You work for a healthcare data provider company that gathers real-time streaming data from healthcare plan participants who have agreed to allow their insurance company to use their health data gathered by their wearable technology, such as internet-connected watches and step counters.
The plan participants receive discounts on their healthcare plan fees when participating in the data streaming effort.
You are on the machine learning team that will use this data to better predict healthcare issues based on the gathered wearable data.
Due to the secure nature of this personal information, you need to build encryption into your data pipeline for this effort. How would you construct your data pipeline in the most secure way to ensure your data is encrypted as it moves from the IoT wearable devices to your machine learning data source?
Click on the arrows to vote for the correct answer
A. B. C. D.Answer: C.
Option A is incorrect.
IoT Analytics is used to filter, transform, and enrich IoT data before storing the data in a time-series data store for analysis.
IoT Analytics doesn't encrypt your data.
Option B is incorrect.
Using Kinesis Data Streams to gather your IoT data and be the source for a Kinesis Data Firehose delivery stream is the correct choice.
However, you would leverage Kinesis Data Streams to encrypt your data using an AWS Key Management Service (AWS KMS) key before storing the data at rest, not Kinesis Data Firehose.
When you use a Kinesis data stream as the source of a Kinesis Data Firehose delivery stream, Kinesis Data Firehose does not store the data at rest.
The data is stored at rest in the Kinesis Data Stream.
Option C is correct.
You use Kinesis Data Streams to gather your IoT data and be the source for a Kinesis Data Firehose delivery stream.
You also leverage Kinesis Data Streams to encrypt your data using an AWS Key Management Service (AWS KMS) key before storing the data at rest.
Then Kinesis Data Streams is used as the source of your Kinesis Data Firehose delivery stream, which delivers the data to your S3 bucket used for your machine learning models.
Option D is incorrect.
You would have to use Kinesis Data Streams together with Kinesis Data Analytics to get the encryption needed for your solution.
Reference:
Please see the Amazon Kinesis Data Firehose developer guide titled Data Protection in Amazon Kinesis Data Firehose, the Amazon Kinesis Data Analytics overview page, the AWS IoT Analytics overview page, the AWS IoT Analytics user guide titled What Is AWS IoT Analytics, and the Amazon Kinesis Data Analytics for SQL Applications developers guide titled Data Protection in Amazon Kinesis Data Analytics for SQL Applications.

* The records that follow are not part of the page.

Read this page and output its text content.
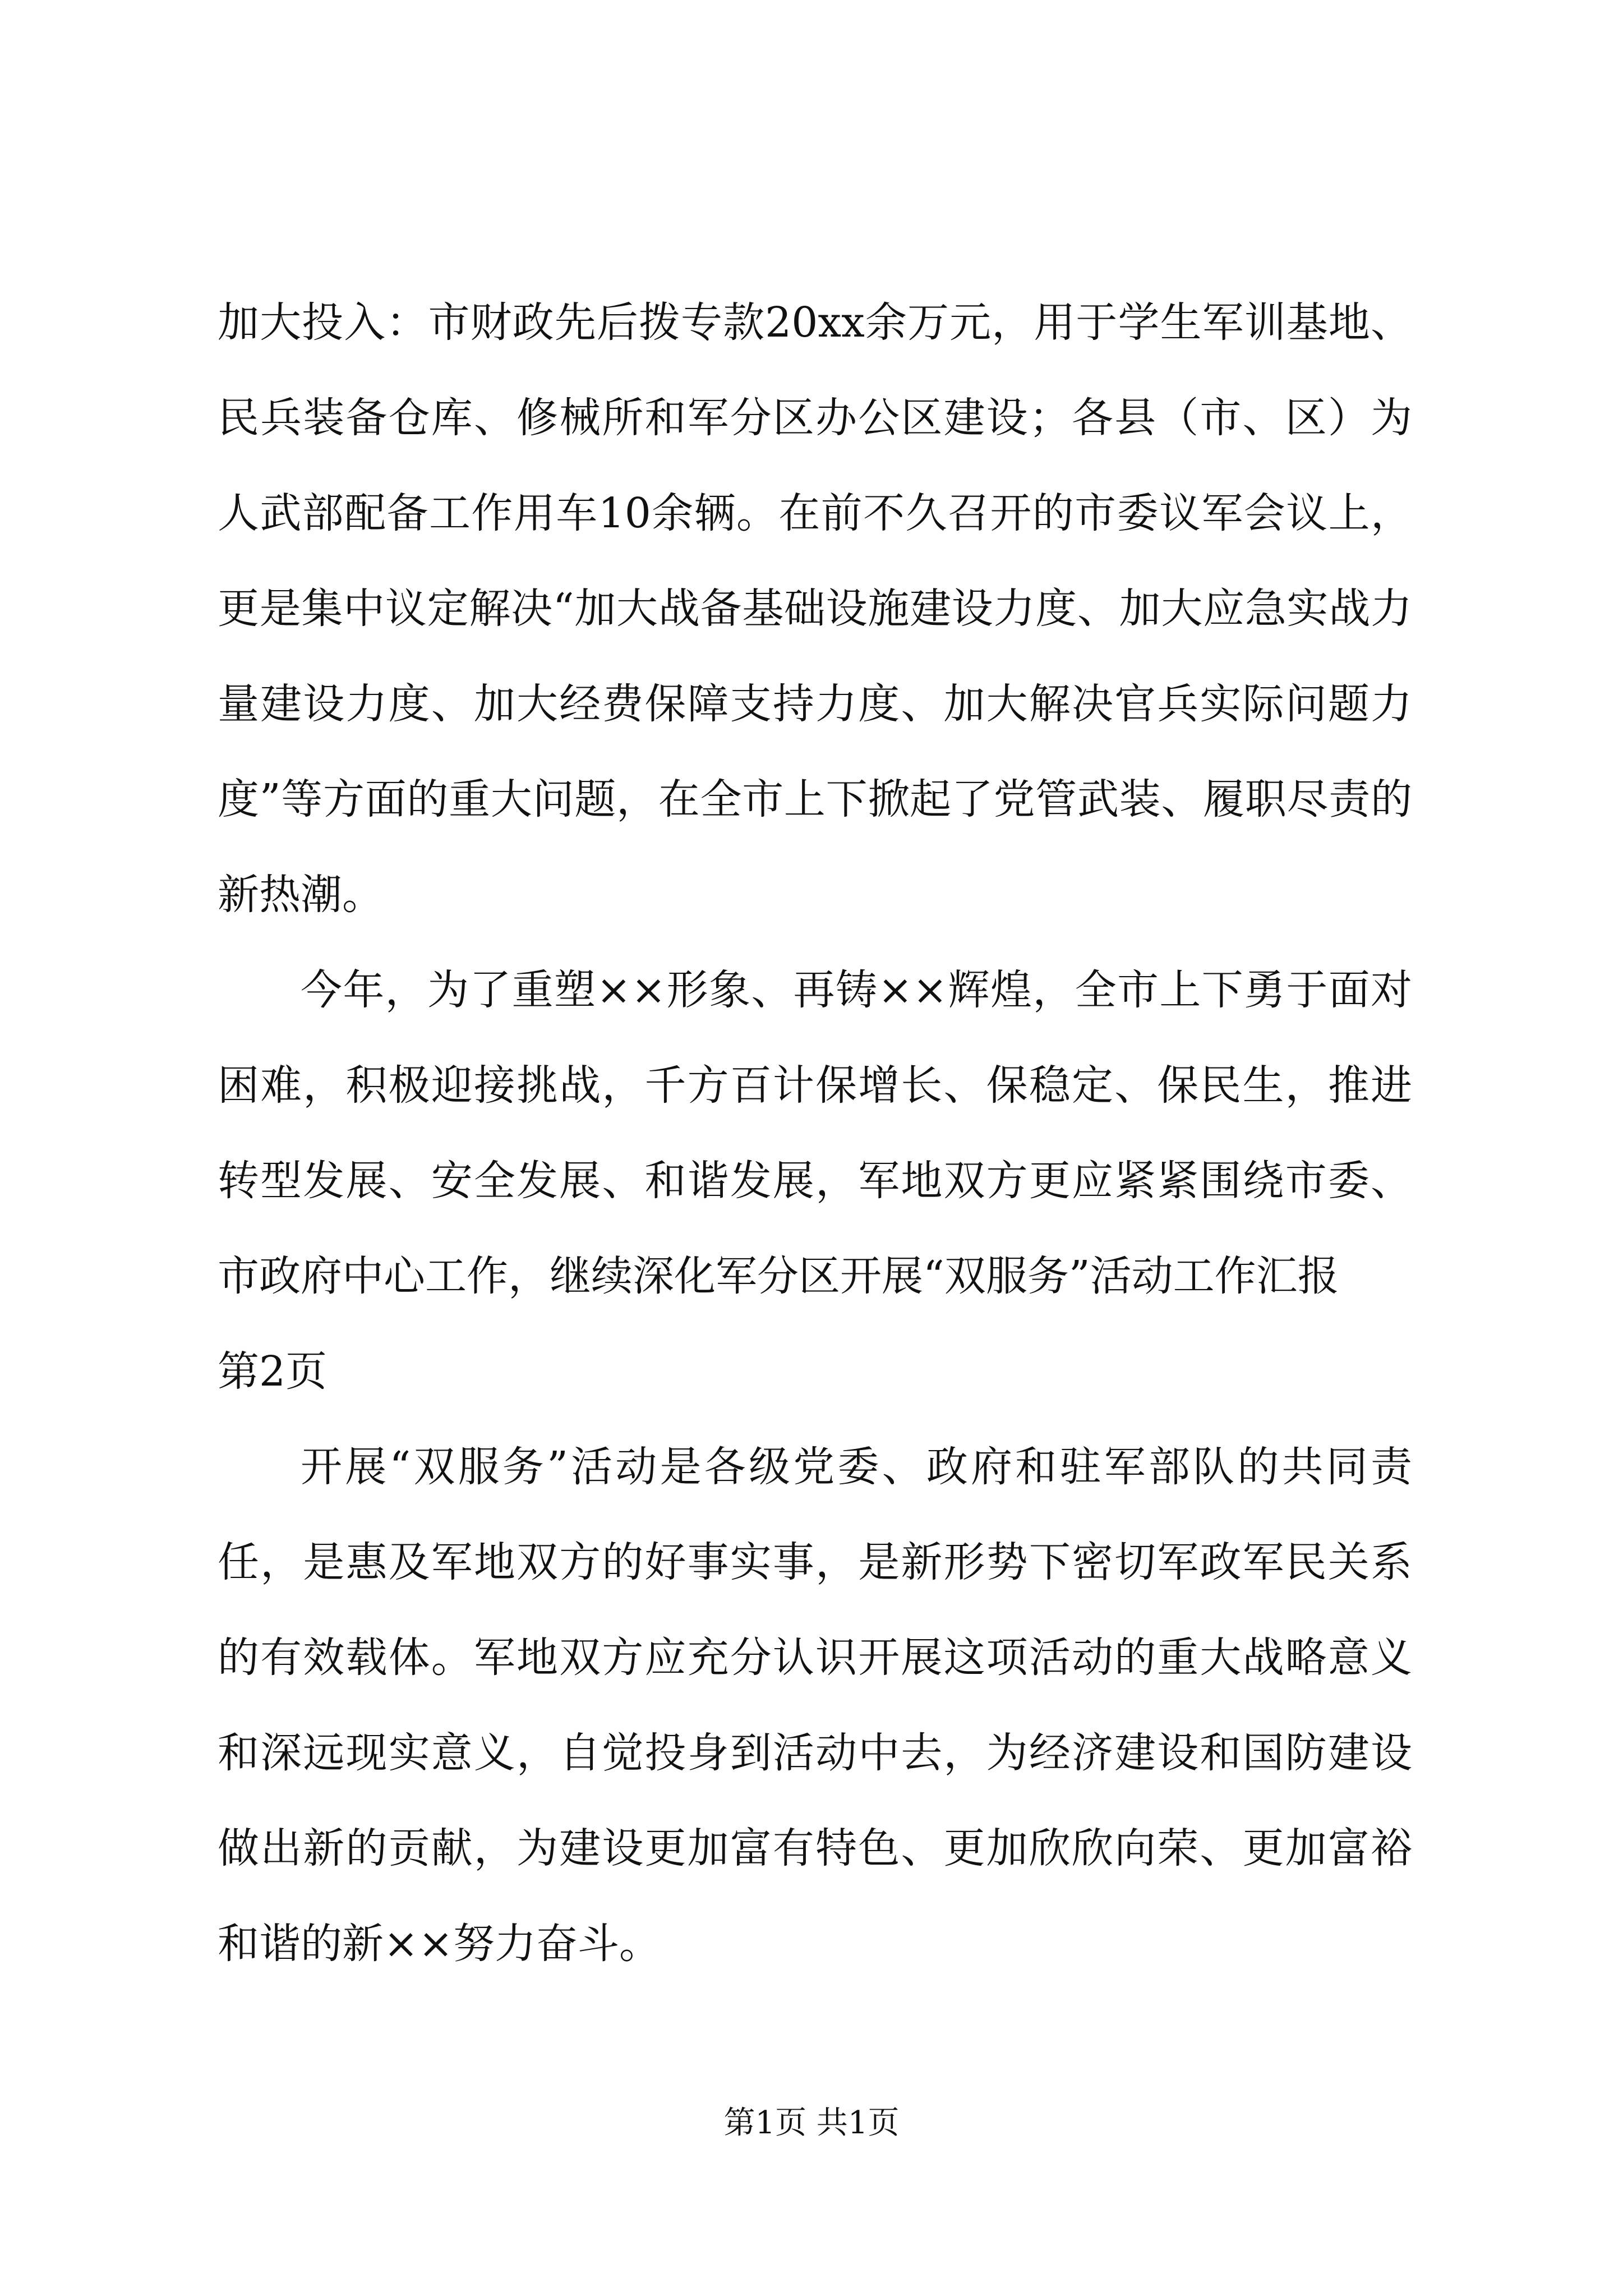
加大投入：市财政先后拨专款20xx余万元，用于学生军训基地、民兵装备仓库、修械所和军分区办公区建设；各县（市、区）为人武部配备工作用车10余辆。在前不久召开的市委议军会议上，更是集中议定解决“加大战备基础设施建设力度、加大应急实战力量建设力度、加大经费保障支持力度、加大解决官兵实际问题力度”等方面的重大问题，在全市上下掀起了党管武装、履职尽责的新热潮。

今年，为了重塑××形象、再铸××辉煌，全市上下勇于面对困难，积极迎接挑战，千方百计保增长、保稳定、保民生，推进转型发展、安全发展、和谐发展，军地双方更应紧紧围绕市委、市政府中心工作，继续深化军分区开展“双服务”活动工作汇报

第2页

开展“双服务”活动是各级党委、政府和驻军部队的共同责任，是惠及军地双方的好事实事，是新形势下密切军政军民关系的有效载体。军地双方应充分认识开展这项活动的重大战略意义和深远现实意义，自觉投身到活动中去，为经济建设和国防建设做出新的贡献，为建设更加富有特色、更加欣欣向荣、更加富裕和谐的新××努力奋斗。

第1页 共1页
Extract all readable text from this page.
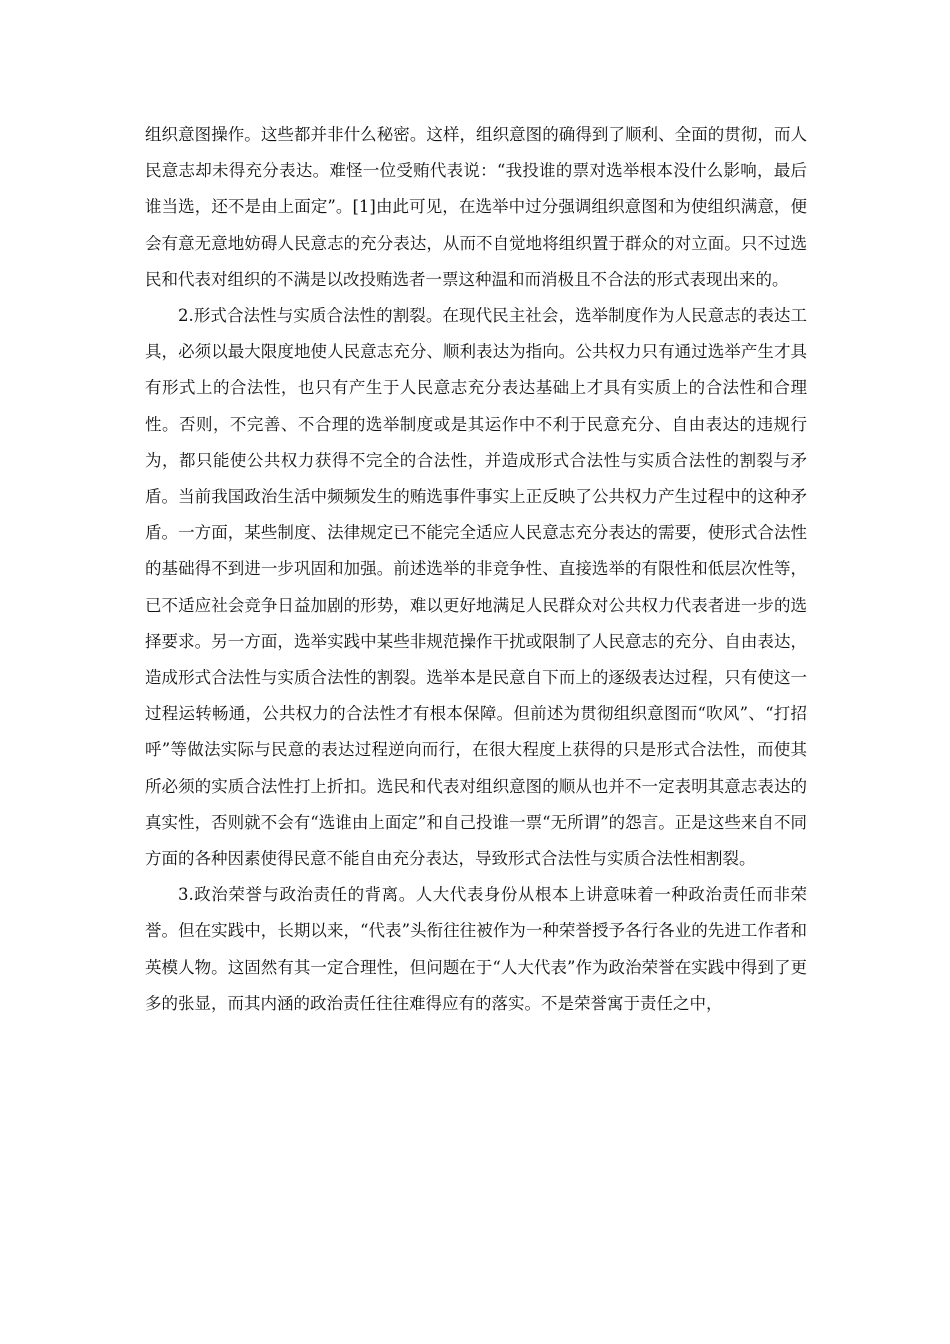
组织意图操作。这些都并非什么秘密。这样，组织意图的确得到了顺利、全面的贯彻，而人民意志却未得充分表达。难怪一位受贿代表说：“我投谁的票对选举根本没什么影响，最后谁当选，还不是由上面定”。[1]由此可见，在选举中过分强调组织意图和为使组织满意，便会有意无意地妨碍人民意志的充分表达，从而不自觉地将组织置于群众的对立面。只不过选民和代表对组织的不满是以改投贿选者一票这种温和而消极且不合法的形式表现出来的。

2.形式合法性与实质合法性的割裂。在现代民主社会，选举制度作为人民意志的表达工具，必须以最大限度地使人民意志充分、顺利表达为指向。公共权力只有通过选举产生才具有形式上的合法性，也只有产生于人民意志充分表达基础上才具有实质上的合法性和合理性。否则，不完善、不合理的选举制度或是其运作中不利于民意充分、自由表达的违规行为，都只能使公共权力获得不完全的合法性，并造成形式合法性与实质合法性的割裂与矛盾。当前我国政治生活中频频发生的贿选事件事实上正反映了公共权力产生过程中的这种矛盾。一方面，某些制度、法律规定已不能完全适应人民意志充分表达的需要，使形式合法性的基础得不到进一步巩固和加强。前述选举的非竞争性、直接选举的有限性和低层次性等，已不适应社会竞争日益加剧的形势，难以更好地满足人民群众对公共权力代表者进一步的选择要求。另一方面，选举实践中某些非规范操作干扰或限制了人民意志的充分、自由表达，造成形式合法性与实质合法性的割裂。选举本是民意自下而上的逐级表达过程，只有使这一过程运转畅通，公共权力的合法性才有根本保障。但前述为贯彻组织意图而“吹风”、“打招呼”等做法实际与民意的表达过程逆向而行，在很大程度上获得的只是形式合法性，而使其所必须的实质合法性打上折扣。选民和代表对组织意图的顺从也并不一定表明其意志表达的真实性，否则就不会有“选谁由上面定”和自己投谁一票“无所谓”的怨言。正是这些来自不同方面的各种因素使得民意不能自由充分表达，导致形式合法性与实质合法性相割裂。

3.政治荣誉与政治责任的背离。人大代表身份从根本上讲意味着一种政治责任而非荣誉。但在实践中，长期以来，“代表”头衔往往被作为一种荣誉授予各行各业的先进工作者和英模人物。这固然有其一定合理性，但问题在于“人大代表”作为政治荣誉在实践中得到了更多的张显，而其内涵的政治责任往往难得应有的落实。不是荣誉寓于责任之中，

The most secure way to construct a data pipeline to ensure that the data is encrypted as it moves from the IoT wearable devices to the machine learning data source is by using a combination of Kinesis Data Streams, Kinesis Data Firehose, and AWS Key Management Service (AWS KMS).
Option B is the correct answer. Here is a detailed explanation of why it is the best approach:
Kinesis Data Streams is a real-time data streaming service that can continuously capture and store gigabytes of data per second from hundreds of thousands of sources such as IoT devices. It allows you to ingest, process, and analyze streaming data in real-time, making it an excellent fit for capturing data from IoT wearable devices.
Kinesis Data Firehose is a service that can load data from Kinesis Data Streams into data stores such as Amazon S3, Redshift, or Elasticsearch. Kinesis Data Firehose can also transform and encrypt data before it is stored in the data store.
AWS KMS is a managed service that makes it easy to create and control the encryption keys used to encrypt your data. With AWS KMS, you can create and manage keys in the AWS Management Console or by using API calls.
By using Kinesis Data Streams to gather the streaming data from the IoT devices, you can encrypt your data using an AWS KMS key before storing the data at rest. You can then have Kinesis Data Streams be the source of a Kinesis Data Firehose delivery stream which encrypts your data using an AWS KMS key before storing the data at rest in S3.
Once the data is in S3, you can use it to train your machine learning models while ensuring the data remains secure and encrypted.
Therefore, Option B is the best approach as it allows the data to be encrypted both in transit and at rest, which is critical for protecting sensitive personal health data.